Adversarial Attacks and Defenses: An Interpretation Perspective

Despite the recent advances in a wide spectrum of applications, machine learning models, especially deep neural networks, have been shown to be vulnerable to adversarial attacks. Attackers add carefully-crafted perturbations to input, where the perturbations are almost imperceptible to humans, but can cause models to make wrong predictions. Techniques to protect models against adversarial input are called adversarial defense methods. Although many approaches have been proposed to study adversarial attacks and defenses in different scenarios, an intriguing and crucial challenge remains that how to really understand model vulnerability? Inspired by the saying that "if you know yourself and your enemy, you need not fear the battles", we may tackle the aforementioned challenge after interpreting machine learning models to open the black-boxes. The goal of model interpretation, or interpretable machine learning, is to extract human-understandable terms for the working mechanism of models.
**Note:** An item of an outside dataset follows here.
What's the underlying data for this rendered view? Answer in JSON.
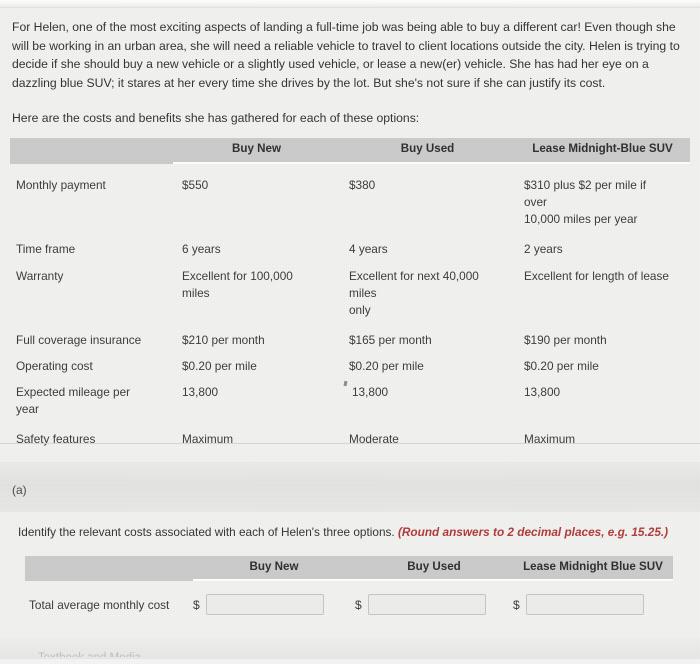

Recently, some approaches start incorporating interpretation into the exploration of adversarial attacks and defenses. Meanwhile, we also observe that many existing methods of adversarial attacks and defenses, although not explicitly claimed, can be understood from the perspective of interpretation. In this paper, we review recent work on adversarial attacks and defenses, particularly from the perspective of machine learning interpretation. We categorize interpretation into two types, feature-level interpretation and model-level interpretation. For each type of interpretation, we elaborate on how it could be used for adversarial attacks and defenses. We then briefly illustrate additional correlations between interpretation and adversaries. Finally, we discuss the challenges and future directions along tackling adversary issues with interpretation.